Am J Physiol Cell Physiol. 2025 Nov 19.
Transplantation of pancreatic islets, containing insulin secreting beta cells, provides substantial benefits for individuals with Type 1 Diabetes (T1D). However, the low yield of the procedure limits its therapeutic potential, as many islets are lost during preparation and transplantation, primarily due to ischemia/reperfusion injuries and oxidative stress. GC7, an inhibitor of eIF5A hypusination, improves the resistance of various cells and organs to ischemia/reperfusion. Our study therefore explored whether GC7 treatment of beta cell models in vitro could serve as a strategy to enhance their resistance to ischemia/reperfusion injuries.
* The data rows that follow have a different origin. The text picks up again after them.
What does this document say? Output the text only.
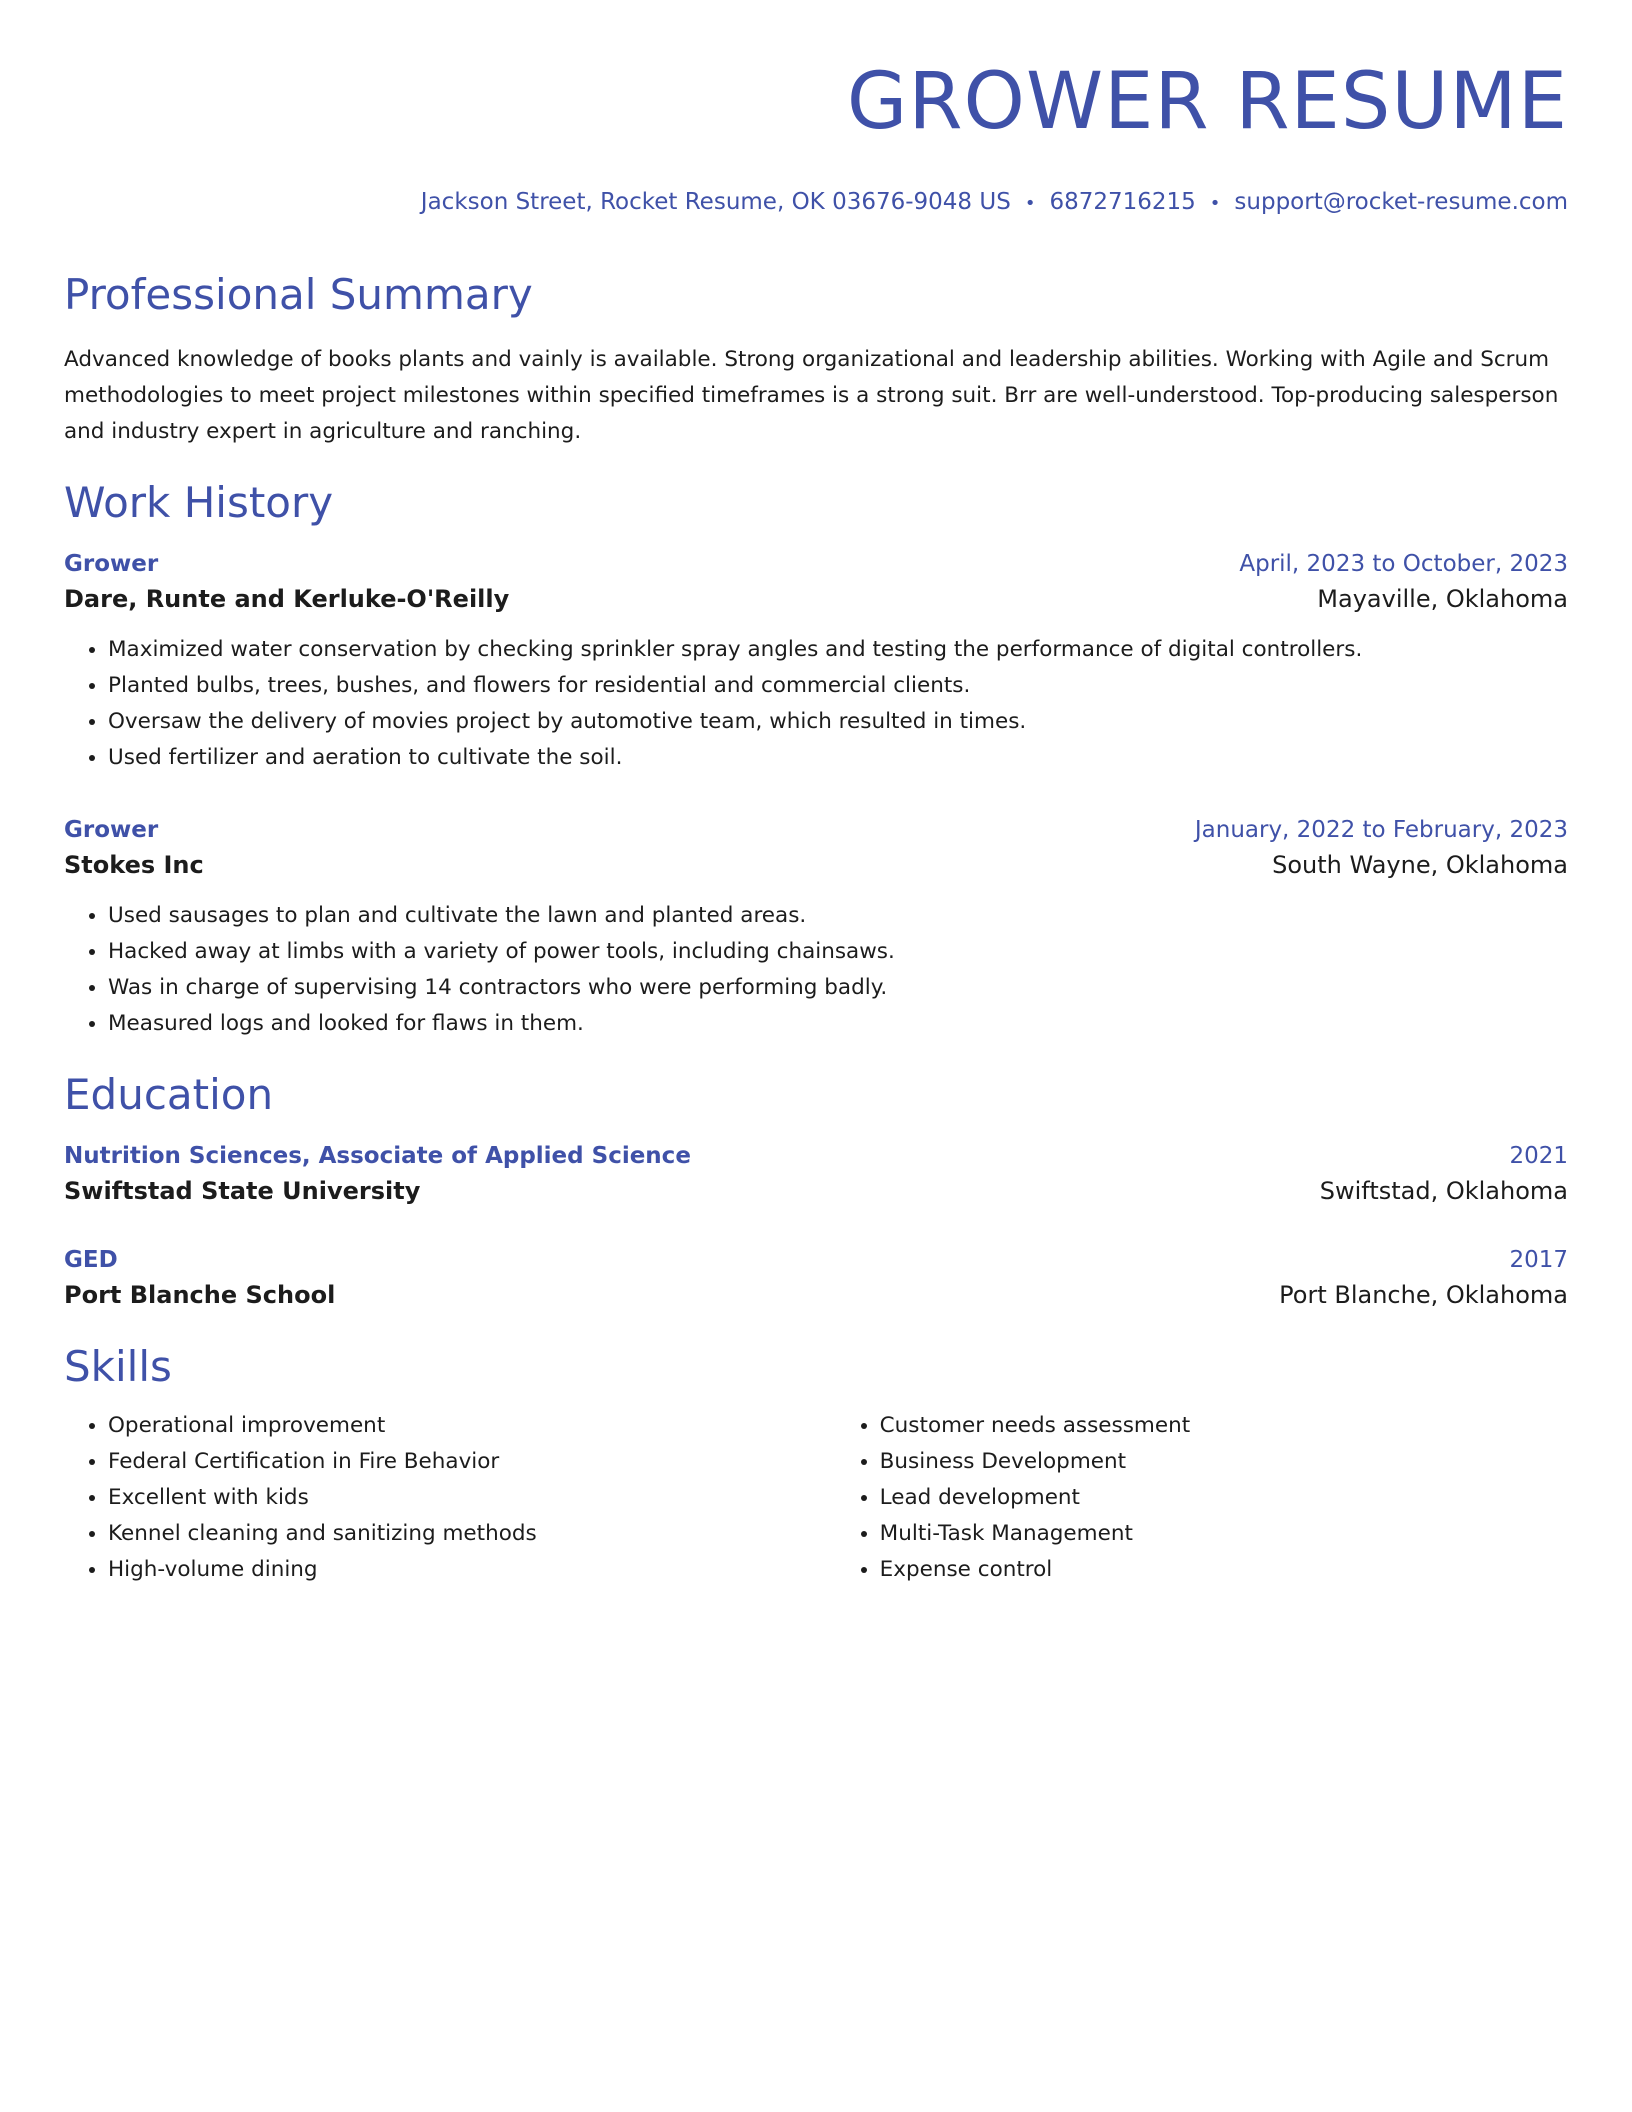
GROWER RESUME
Jackson Street, Rocket Resume, OK 03676-9048 US • 6872716215 • support@rocket-resume.com
Professional Summary

Advanced knowledge of books plants and vainly is available. Strong organizational and leadership abilities. Working with Agile and Scrum methodologies to meet project milestones within specified timeframes is a strong suit. Brr are well-understood. Top-producing salesperson and industry expert in agriculture and ranching.

Work History
Grower	April, 2023 to October, 2023
Dare, Runte and Kerluke-O'Reilly	Mayaville, Oklahoma
• Maximized water conservation by checking sprinkler spray angles and testing the performance of digital controllers.
• Planted bulbs, trees, bushes, and flowers for residential and commercial clients.
• Oversaw the delivery of movies project by automotive team, which resulted in times.
• Used fertilizer and aeration to cultivate the soil.
Grower	January, 2022 to February, 2023
Stokes Inc	South Wayne, Oklahoma
• Used sausages to plan and cultivate the lawn and planted areas.
• Hacked away at limbs with a variety of power tools, including chainsaws.
• Was in charge of supervising 14 contractors who were performing badly.
• Measured logs and looked for flaws in them.
Education
Nutrition Sciences, Associate of Applied Science	2021
Swiftstad State University	Swiftstad, Oklahoma
GED	2017
Port Blanche School	Port Blanche, Oklahoma
Skills
• Operational improvement
• Federal Certification in Fire Behavior
• Excellent with kids
• Kennel cleaning and sanitizing methods
• High-volume dining
• Customer needs assessment
• Business Development
• Lead development
• Multi-Task Management
• Expense control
We treated rat INS-1 or mouse MIN6 cells with GC7 and analyzed insulin secretion, energetic metabolism, mitochondrial function and both cell survival and oxidative stress under anoxia/reoxygenation conditions. In beta cells, eIF5A inhibition by GC7 treatment repressed transiently mitochondrial activity, ATP production and insulin secretion in response to glucose, which was linked to a metabolic shift from oxidative phosphorylation to anaerobic glycolysis. Following anoxia/reoxygenation to mimic ischemia/reperfusion, GC7 treatment significantly reduced oxidative stress while significantly improving cell survival by more than 50%. Collectively, these findings are a proof of concept demonstrating that GC7 treatment of beta cells enhances their resistance to ischemia-reperfusion injury. Hence the use of GC7 appears as a promising strategy to improve pancreatic islet survival during transplantation.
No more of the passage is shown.